Tarik Saleh è un regista svedese figlio di padre egiziano, e chi vuol capire qualcosa di più dell’Egitto contemporaneo non può prescindere dai suoi film. Quello che gli ha dato fama internazionale – e gli ha procurato l’ostracismo del paese di provenienza – era “Omicidio al Cairo”, una storia gialla che partiva dalla morte di una famosa cantante e arrivava a descrivere la drammatica realtà di una nazione corrotta alla vigilia di una rivoluzione finita malissimo. Per il pubblico italiano quel film, uscito a pochi mesi di distanza dalla brutale uccisione di Giulio Regeni ad opera dei servizi segreti egiziani, era un pugno nello stomaco che andava oltre i suoi indubbi meriti.
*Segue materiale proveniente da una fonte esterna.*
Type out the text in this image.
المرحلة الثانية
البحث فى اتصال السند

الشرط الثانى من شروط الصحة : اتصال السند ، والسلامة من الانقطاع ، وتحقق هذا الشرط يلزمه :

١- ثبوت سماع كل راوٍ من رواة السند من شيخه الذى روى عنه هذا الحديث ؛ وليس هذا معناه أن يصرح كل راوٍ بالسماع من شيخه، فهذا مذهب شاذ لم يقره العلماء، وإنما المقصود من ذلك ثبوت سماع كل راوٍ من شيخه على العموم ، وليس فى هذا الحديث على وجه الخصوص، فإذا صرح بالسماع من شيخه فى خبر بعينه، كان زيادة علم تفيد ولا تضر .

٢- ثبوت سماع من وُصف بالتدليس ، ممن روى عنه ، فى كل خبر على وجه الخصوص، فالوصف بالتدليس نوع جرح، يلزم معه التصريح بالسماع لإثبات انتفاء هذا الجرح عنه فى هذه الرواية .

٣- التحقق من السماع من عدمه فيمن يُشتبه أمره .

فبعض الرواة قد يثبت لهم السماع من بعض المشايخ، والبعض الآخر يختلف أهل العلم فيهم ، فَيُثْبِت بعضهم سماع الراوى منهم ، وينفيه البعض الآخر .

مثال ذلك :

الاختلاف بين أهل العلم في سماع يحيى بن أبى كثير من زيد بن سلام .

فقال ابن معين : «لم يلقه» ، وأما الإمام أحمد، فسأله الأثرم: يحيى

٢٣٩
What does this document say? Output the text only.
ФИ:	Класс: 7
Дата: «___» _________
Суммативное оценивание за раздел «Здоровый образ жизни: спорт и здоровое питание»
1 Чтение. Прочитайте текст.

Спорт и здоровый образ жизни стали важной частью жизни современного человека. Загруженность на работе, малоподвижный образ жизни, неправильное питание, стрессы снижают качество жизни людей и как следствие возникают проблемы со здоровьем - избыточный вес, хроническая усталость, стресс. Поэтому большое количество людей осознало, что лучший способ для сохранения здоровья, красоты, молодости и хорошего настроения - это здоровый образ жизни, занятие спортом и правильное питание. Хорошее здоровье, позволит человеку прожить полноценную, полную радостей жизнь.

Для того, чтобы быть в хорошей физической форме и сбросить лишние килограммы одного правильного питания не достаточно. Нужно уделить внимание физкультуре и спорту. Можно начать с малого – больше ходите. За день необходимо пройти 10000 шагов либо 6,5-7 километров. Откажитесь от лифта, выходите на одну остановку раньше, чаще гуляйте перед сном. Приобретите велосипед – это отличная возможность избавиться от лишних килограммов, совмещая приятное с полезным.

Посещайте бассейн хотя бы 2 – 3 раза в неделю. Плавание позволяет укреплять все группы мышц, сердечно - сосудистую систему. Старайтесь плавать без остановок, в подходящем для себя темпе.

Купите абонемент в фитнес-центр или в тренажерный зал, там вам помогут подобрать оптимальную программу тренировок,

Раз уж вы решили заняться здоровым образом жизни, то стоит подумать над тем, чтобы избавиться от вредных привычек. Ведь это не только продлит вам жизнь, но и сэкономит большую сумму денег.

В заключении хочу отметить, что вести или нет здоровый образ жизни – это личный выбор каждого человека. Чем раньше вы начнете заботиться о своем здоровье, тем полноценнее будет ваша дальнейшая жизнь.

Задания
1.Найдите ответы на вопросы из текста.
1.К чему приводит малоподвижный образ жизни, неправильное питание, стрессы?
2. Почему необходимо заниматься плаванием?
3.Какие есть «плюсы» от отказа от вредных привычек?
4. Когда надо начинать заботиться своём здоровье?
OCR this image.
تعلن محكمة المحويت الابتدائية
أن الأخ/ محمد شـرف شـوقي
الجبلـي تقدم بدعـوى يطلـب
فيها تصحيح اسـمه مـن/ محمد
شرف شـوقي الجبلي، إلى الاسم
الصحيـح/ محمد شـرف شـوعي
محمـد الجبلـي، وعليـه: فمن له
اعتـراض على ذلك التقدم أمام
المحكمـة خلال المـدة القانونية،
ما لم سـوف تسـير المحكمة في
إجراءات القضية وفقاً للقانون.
Ora è arrivato nelle nostre sale “La cospirazione del Cairo”, uscito nel 2022 e premiato a Cannes per la migliore sceneggiatura. Anche in questo caso si parte da un omicidio, quello di un allievo di al-Azhar, il più prestigio centro religioso sunnita del mondo arabo, nonché l’università dove studiano i futuri imam. Un altro allievo, Adam, figlio di un povero pescatore, viene coinvolto suo malgrado nelle indagini da un colonnello dei servizi segreti, e scopre che l’omicidio è maturato nei giochi di potere per la scelta del nuovo rettore. Un carica a vita, ambitissima, alla quale il governo egiziano vorrebbe fosse eletto un religioso amico.
L’intreccio, solido e pieno di tensione, è tuttavia la parte meno interessante del film. Ciò che colpisce, oltre alla accurata descrizione della vita dentro al-Azhar, dove si confrontano i moderati vicini al governo e gli estremisti legati ai fratelli musulmani, è lo spregiudicato comportamento dei servizi segreti, che operano al di fuori di ogni controllo.
Bella la fotografia, ben scelte le musiche, ottimi gli attori dove spiccano il giovane palestinese Tawfeek Barhom nei panni del tormentato Adam e lo svedese Fares Fares, che interpreta un colonnello con qualche barlume di umanità. Da vedere.